A x3 zoom that disappears

On previous iPhone Pros – and on the iPhone 15 Pro – Apple has until now offered a device with a 77mm equivalent x3 zoom. This optic will disappear on the iPhone 15 Pro Max, replaced by the x5 periscopic zoom equivalent to 120 mm.

This change in optical formula is not without posing some problems in terms of versatility. Certainly, it will be easier to aim from afar with the iPhone 15 Pro Max, but the quality will be much lower beyond the x2 zoom. It must be said that between x2 and x5, the main sensor of the iPhone 15 Pro Max will not be sufficiently defined to offer a hybrid zoom without loss of quality. The smartphone will therefore logically crop further in the photo by enlarging the existing pixels to maintain a definition of the image – but not of the sensor – of 12 million pixels.

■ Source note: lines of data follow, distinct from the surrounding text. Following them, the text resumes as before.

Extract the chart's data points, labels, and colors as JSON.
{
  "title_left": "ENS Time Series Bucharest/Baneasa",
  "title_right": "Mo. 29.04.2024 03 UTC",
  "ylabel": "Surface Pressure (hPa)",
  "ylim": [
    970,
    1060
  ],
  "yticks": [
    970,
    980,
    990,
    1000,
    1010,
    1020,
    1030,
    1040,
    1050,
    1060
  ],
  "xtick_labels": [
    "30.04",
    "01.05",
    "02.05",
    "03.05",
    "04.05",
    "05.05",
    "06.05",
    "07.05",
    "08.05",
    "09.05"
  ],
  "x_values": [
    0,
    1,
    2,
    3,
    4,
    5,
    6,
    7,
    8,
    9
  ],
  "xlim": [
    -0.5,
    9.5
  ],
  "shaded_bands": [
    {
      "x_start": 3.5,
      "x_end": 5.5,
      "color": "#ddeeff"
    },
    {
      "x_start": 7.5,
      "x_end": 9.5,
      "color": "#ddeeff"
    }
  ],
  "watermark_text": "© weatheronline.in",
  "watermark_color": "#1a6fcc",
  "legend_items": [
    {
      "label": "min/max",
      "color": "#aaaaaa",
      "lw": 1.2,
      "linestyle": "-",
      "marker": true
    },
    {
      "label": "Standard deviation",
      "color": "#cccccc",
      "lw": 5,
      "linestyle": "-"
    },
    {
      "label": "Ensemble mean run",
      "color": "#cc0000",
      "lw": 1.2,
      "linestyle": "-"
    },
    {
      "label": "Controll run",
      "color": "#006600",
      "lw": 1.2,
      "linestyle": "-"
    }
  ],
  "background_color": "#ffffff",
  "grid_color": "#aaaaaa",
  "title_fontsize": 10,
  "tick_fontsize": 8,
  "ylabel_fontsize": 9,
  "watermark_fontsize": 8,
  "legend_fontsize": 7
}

The iPhone 15 Pro Max and its periscope telephoto lens // Source: Apple

This problem is not exclusive to Apple. Samsung had to face the same problem with its Galaxy S23 Ultra, the image of which drastically loses quality as you zoom beyond x3, before once again offering an optical zoom at x10. Samsung is also considering providing a solution by offering a better defined sensor for its x3 device before allowing lossless zoom up to x6 on its Galaxy S24 Ultra.